Proof of how badly banks treat their customers was evident in the Financial Conduct Authority’s high-cost credit review, which was also released last week.
It is going to prevent banks and other credit providers charging the currently extortionate fees for unauthorised overdrafts.
From April next year, there will be no higher fees on unplanned overdrafts as all lenders will have to apply the same fees as they do on arranged overdrafts.
In addition, banks will have to apply an annual interest rate to their overdrafts, so no longer will there be a ‘per day’ fee that so many banks currently charge.
In 2017, when the latest data applied for the FCA review, banks made an astonishing £2.4bn from overdrafts, with 30 per cent of that coming from unarranged fees.
That equates to £720m from unarranged overdraft fees alone. By any measure, that is an extreme amount of money.

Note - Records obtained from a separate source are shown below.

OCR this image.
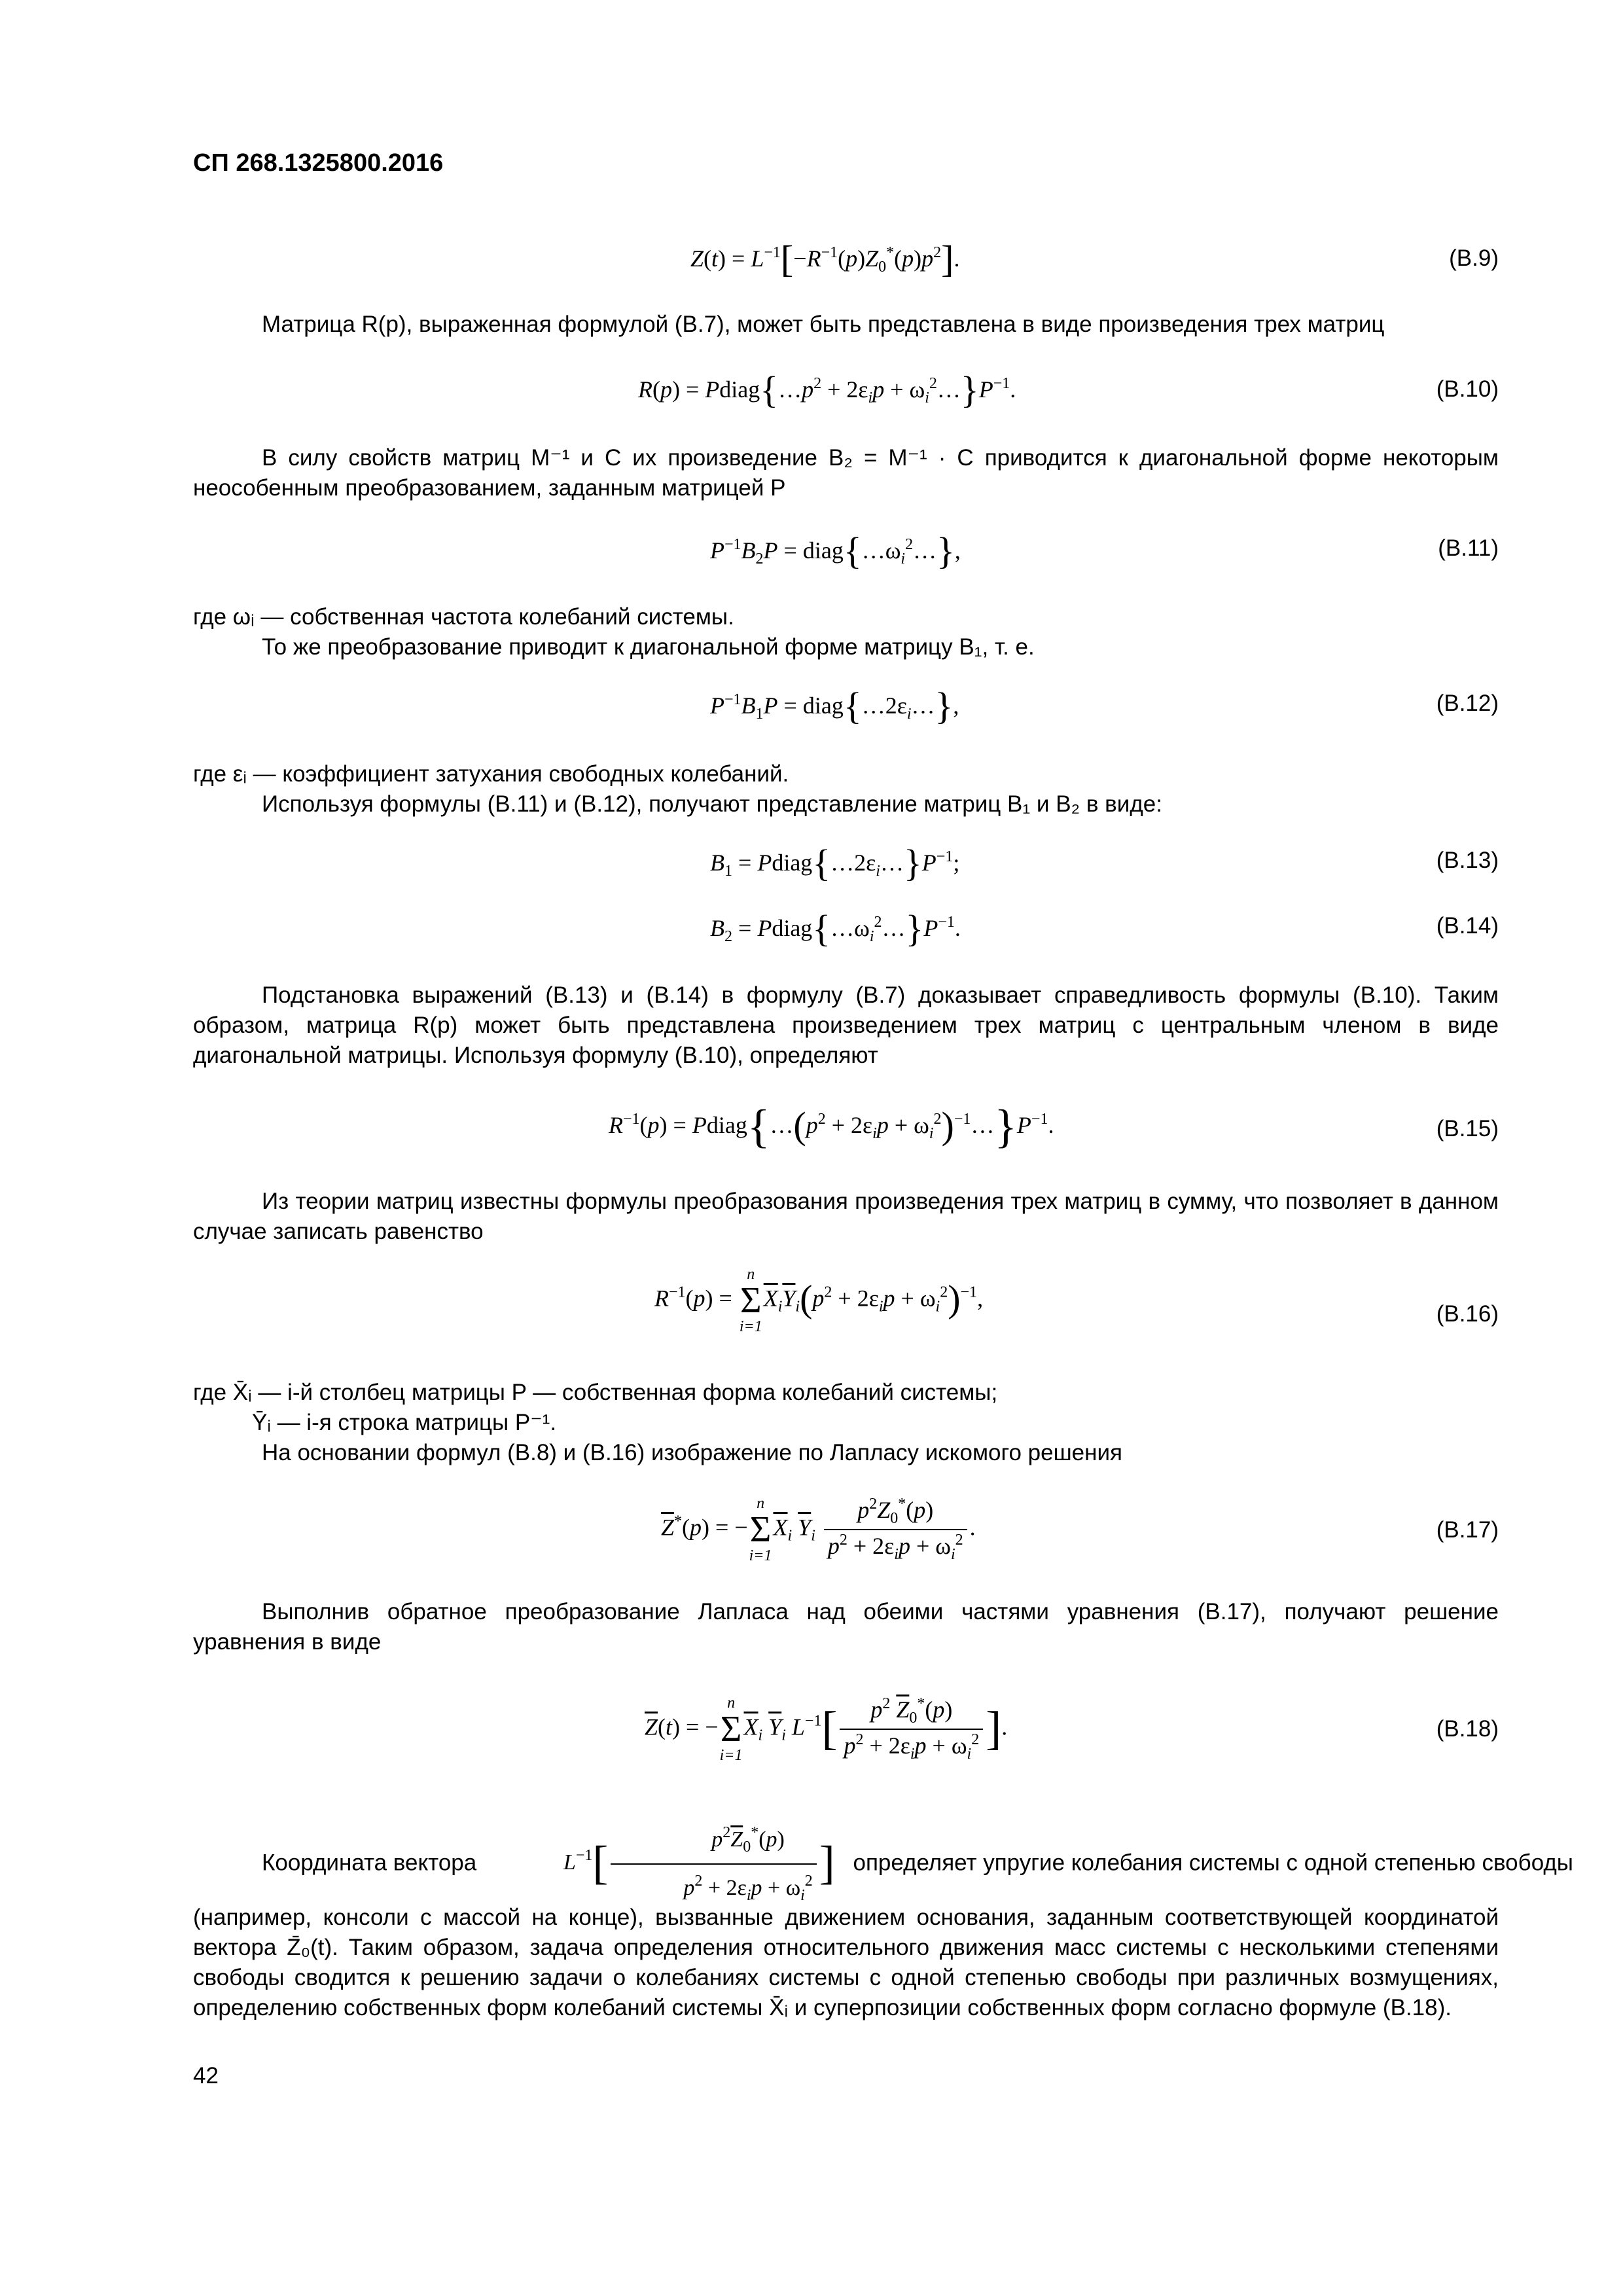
СП 268.1325800.2016
$Z(t) = L^{-1}[-R^{-1}(p)Z_0^*(p)p^2]$.	(В.9)

Матрица R(p), выраженная формулой (В.7), может быть представлена в виде произведения трех матриц

$R(p) = Pdiag\{\dots p^2 + 2\varepsilon_ip$ + $\omega_i^2\dots\}P^{-1}$.	(В.10)

В силу свойств матриц M⁻¹ и C их произведение B₂ = M⁻¹ · C приводится к диагональной форме некоторым неособенным преобразованием, заданным матрицей P

$P^{-1}B_2P$ = $diag\{\dots\omega_i^2\dots\}$,	(В.11)

где ωᵢ — собственная частота колебаний системы.

То же преобразование приводит к диагональной форме матрицу B₁, т. е.

$P^{-1}B_1P$ = $diag\{\dots 2\varepsilon_i\dots\}$,	(В.12)

где εᵢ — коэффициент затухания свободных колебаний.

Используя формулы (В.11) и (В.12), получают представление матриц B₁ и B₂ в виде:

$B_1$ = $Pdiag\{\dots 2\varepsilon_i\dots\}P^{-1}$;	(В.13)
$B_2$ = $Pdiag\{\dots\omega_i^2\dots\}P^{-1}$.	(В.14)

Подстановка выражений (В.13) и (В.14) в формулу (В.7) доказывает справедливость формулы (В.10). Таким образом, матрица R(p) может быть представлена произведением трех матриц с центральным членом в виде диагональной матрицы. Используя формулу (В.10), определяют

$R^{-1}(p)$ = $Pdiag\{\dots(p^2 + 2\varepsilon_ip$ + $\omega_i^2)^{-1}\dots\}P^{-1}$.	(В.15)

Из теории матриц известны формулы преобразования произведения трех матриц в сумму, что позволяет в данном случае записать равенство

$R^{-1}(p)$ =
n
Σ
i=1
$\overline{X}_i\overline{Y}_i(p^2 + 2\varepsilon_ip + \omega_i^2)^{-1}$,
(В.16)

где X̄ᵢ — i-й столбец матрицы P — собственная форма колебаний системы;

Ȳᵢ — i-я строка матрицы P⁻¹.

На основании формул (В.8) и (В.16) изображение по Лапласу искомого решения

$\overline{Z}^*(p)$ = −
n
Σ
i=1
$\overline{X}_i$ $\overline{Y}_i \frac{p^2Z_0^*(p)}{p^2 + 2\varepsilon_ip + \omega_i^2}$ .	(В.17)

Выполнив обратное преобразование Лапласа над обеими частями уравнения (В.17), получают решение уравнения в виде

$\overline{Z}(t)$ = −
n
Σ
i=1
$\overline{X}_i$ $\overline{Y}_i$ $L^{-1}[ \frac{p^2 \overline{Z}_0^*(p)}{p^2 + 2\varepsilon_ip + \omega_i^2}$ ].	(В.18)

Координата вектора	$L^{-1}[ \frac{p^2\overline{Z}_0^*(p)}{p^2 + 2\varepsilon_ip + \omega_i^2}$ ] определяет упругие колебания системы с одной степенью свободы

(например, консоли с массой на конце), вызванные движением основания, заданным соответствующей координатой вектора Z̄₀(t). Таким образом, задача определения относительного движения масс системы с несколькими степенями свободы сводится к решению задачи о колебаниях системы с одной степенью свободы при различных возмущениях, определению собственных форм колебаний системы X̄ᵢ и суперпозиции собственных форм согласно формуле (В.18).

42
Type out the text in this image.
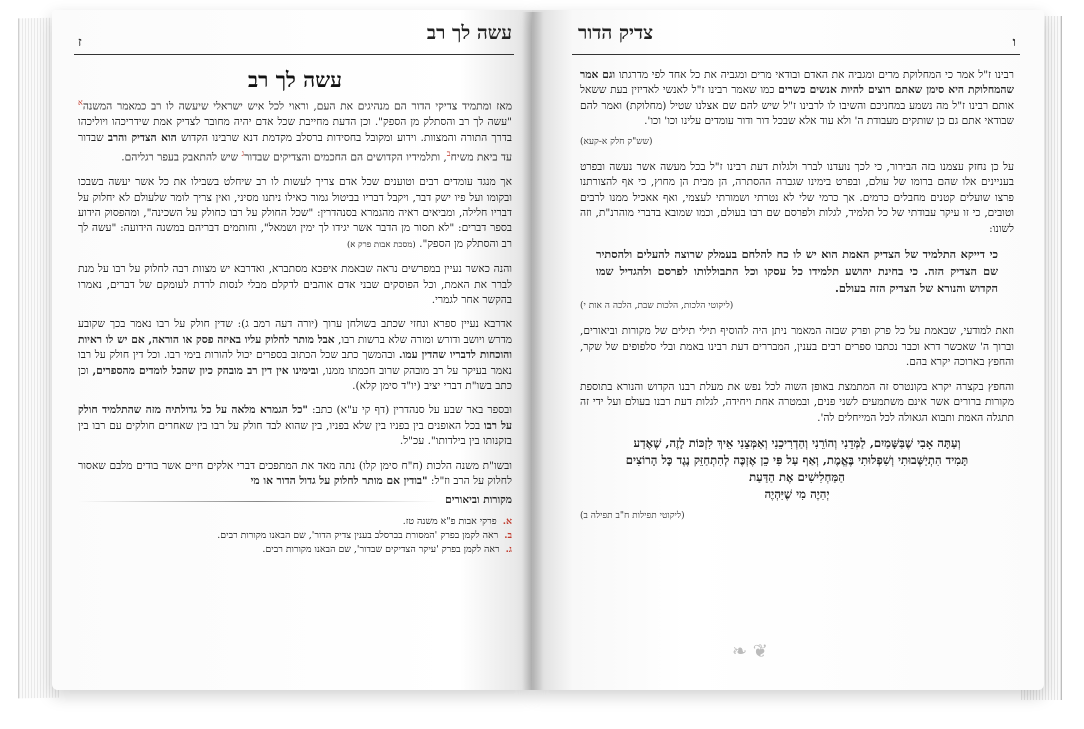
עשה לך רב
ז
עשה לך רב

מאז ומתמיד צדיקי הדור הם מנהיגים את העם, וראוי לכל איש ישראלי שיעשה לו רב כמאמר המשנה$^א$ "עשה לך רב והסתלק מן הספק". וכן הדעת מחייבת שכל אדם יהיה מחובר לצדיק אמת שידריכהו ויוליכהו בדרך התורה והמצוות. וידוע ומקובל בחסידות ברסלב מקדמת דנא שרבינו הקדוש הוא הצדיק והרב שבדור עד ביאת משיח$^ב$, ותלמידיו הקדושים הם החכמים והצדיקים שבדור$^ג$ שיש להתאבק בעפר רגליהם.

אך מנגד עומדים רבים וטוענים שכל אדם צריך לעשות לו רב שיחלט בשבילו את כל אשר יעשה בשבכו ובקומו ועל פיו ישק דבר, ויקבל דבריו בביטול גמור כאילו ניתנו מסיני, ואין צריך לומר שלעולם לא יחלוק על דבריו חלילה, ומביאים ראיה מהגמרא בסנהדרין: "שכל החולק על רבו כחולק על השכינה", ומהפסוק הידוע בספר דברים: "לא תסור מן הדבר אשר יגידו לך ימין ושמאל", וחותמים דבריהם במשנה הידועה: "עשה לך רב והסתלק מן הספק". (מסכת אבות פרק א)

והנה כאשר נעיין במפרשים נראה שבאמת איפכא מסתברא, ואדרבא יש מצוות רבה לחלוק על רבו על מנת לברר את האמת, וכל הפוסקים שבני אדם אוהבים לדקלם מבלי לנסות לרדת לעומקם של דברים, נאמרו בהקשר אחר לגמרי.

אדרבא נעיין ספרא ונחזי שכתב בשולחן ערוך (יורה דעה רמב ג): שדין חולק על רבו נאמר בכך שקובע מדרש ויושב ודורש ומורה שלא ברשות רבו, אבל מותר לחלוק עליו באיזה פסק או הוראה, אם יש לו ראיות והוכחות לדבריו שהדין עמו. ובהמשך כתב שכל הכתוב בספרים יכול להורות בימי רבו. וכל דין חולק על רבו נאמר בעיקר על רב מובהק שרוב חכמתו ממנו, ובימינו אין דין רב מובהק כיון שהכל לומדים מהספרים, וכן כתב בשו"ת דברי יציב (יו"ד סימן קלא).

ובספר באר שבע על סנהדרין (דף קי ע"א) כתב: "כל הגמרא מלאה על כל גדולתיה מזה שהתלמיד חולק על רבו בכל האופנים בין בפניו בין שלא בפניו, בין שהוא לבד חולק על רבו בין שאחרים חולקים עם רבו בין בזקנותו בין בילדותו". עכ"ל.

ובשו"ת משנה הלכות (ח"ח סימן קלו) נתה מאד את המתפכים דברי אלקים חיים אשר בודים מלבם שאסור לחלוק על הרב וז"ל: "בודין אם מותר לחלוק על גדול הדור או מי

מקורות וביאורים
א.
פרקי אבות פ"א משנה טז.
ב.
ראה לקמן בפרק 'המסורת בברסלב בענין צדיק הדור', שם הבאנו מקורות רבים.
ג.
ראה לקמן בפרק 'עיקר הצדיקים שבדור', שם הבאנו מקורות רבים.
צדיק הדור	ו

רבינו ז"ל אמר כי המחלוקת מרים ומגביה את האדם ובודאי מרים ומגביה את כל אחד לפי מדרגתו וגם אמר שהמחלוקת היא סימן שאתם רוצים להיות אנשים כשרים כמו שאמר רבינו ז"ל לאנשי לאדיזין בעת ששאל אותם רבינו ז"ל מה נשמע במחניכם והשיבו לו לרבינו ז"ל שיש להם שם אצלנו שטיל (מחלוקת) ואמר להם שבודאי אתם גם כן שותקים מעבודת ה' ולא עוד אלא שבכל דור ודור עומדים עלינו וכו' וכו'.

(שש"ק חלק א-קעא)

על כן נחזק עצמנו בזה הבירור, כי לכך נועדנו לברר ולגלות דעת רבינו ז"ל בכל מעשה אשר נעשה ובפרט בעניינים אלו שהם ברומו של עולם, ובפרט בימינו שגברה ההסתרה, הן מבית הן מחוץ, כי אף להצורתנו פרצו שועלים קטנים מחבלים כרמים. אך כרמי שלי לא נטרתי ושמורתי לעצמי, ואף אאכיל ממנו לרבים וטובים, כי זו עיקר עבודתי של כל תלמיד, לגלות ולפרסם שם רבו בעולם, וכמו שמובא בדברי מוהרנ"ת, וזה לשונו:

כי דייקא התלמיד של הצדיק האמת הוא יש לו כח להלחם בעמלק שרוצה להעלים ולהסתיר שם הצדיק הזה. כי בחינת יהושע תלמידו כל עסקו וכל התבוללותו לפרסם ולהגדיל שמו הקדוש והנורא של הצדיק הזה בעולם.
(ליקוטי הלכות, הלכות שבת, הלכה ה אות י)

וזאת למודעי, שבאמת על כל פרק ופרק שבזה המאמר ניתן היה להוסיף תילי תילים של מקורות וביאורים, וברוך ה' שאכשר דרא וכבר נכתבו ספרים רבים בענין, המבררים דעת רבינו באמת ובלי סלפופים של שקר, והחפץ בארוכה יקרא בהם.

והחפץ בקצרה יקרא בקונטרס זה המתמצת באופן השוה לכל נפש את מעלת רבנו הקדוש והנורא בתוספת מקורות ברורים אשר אינם משתמעים לשני פנים, ובמטרה אחת ויחידה, לגלות דעת רבנו בעולם ועל ידי זה תתגלה האמת ותבוא הגאולה לכל המייחלים לה'.

וְעַתָּה אָבִי שֶׁבַּשָּׁמַיִם, לַמְּדֵנִי וְהוֹרֵנִי וְהַדְרִיכֵנִי וְאַמְּצֵנִי אֵיךְ לִזְכּוֹת לָזֶה, שֶׁאֶדַע
תָּמִיד הִתְיַשְּׁבוּתִי וְשִׁפְלוּתִי בֶּאֱמֶת, וְאַף עַל פִּי כֵן אֶזְכֶּה לְהִתְחַזֵּק נֶגֶד כָּל הָרוֹצִים
הַמַּחְלִישִׁים אֶת הַדַּעַת
יְהִיֶה מִי שֶׁיִּהְיֶה
(ליקוטי תפילות ח"ב תפילה ב)
❦ ❧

So, when you consider the banks are making that kind of money out of their customers, it is surprising, to say the least, that a bank is one of the first places customers will think to go to get other financial products they need. Yet they continue to be.
What exactly are we doing wrong in this industry?
My feeling is that it could be as fundamental as people simply do not think of specialist advisers when they are looking for financial products and services.
Yet, you would not think of going to anyone but a mechanic to get your car fixed.
This quandary needs addressing so advisers become the first choice for consumers to get the advice they really need.
Advertising is one way, but for many good advisers the expense of this versus the reward is very questionable. How about more campaigns by the likes of Unbiased or Vouchedfor? Perhaps, that would at least help to make it clear how to find an adviser you can deal with.
Advisers need to start building their appeal more widely. That will take a long-term approach to marketing; using everything from content strategies to media engagement, along with paid search services that can help improve their profile. It might feel like a slog, but the sooner it starts, the better.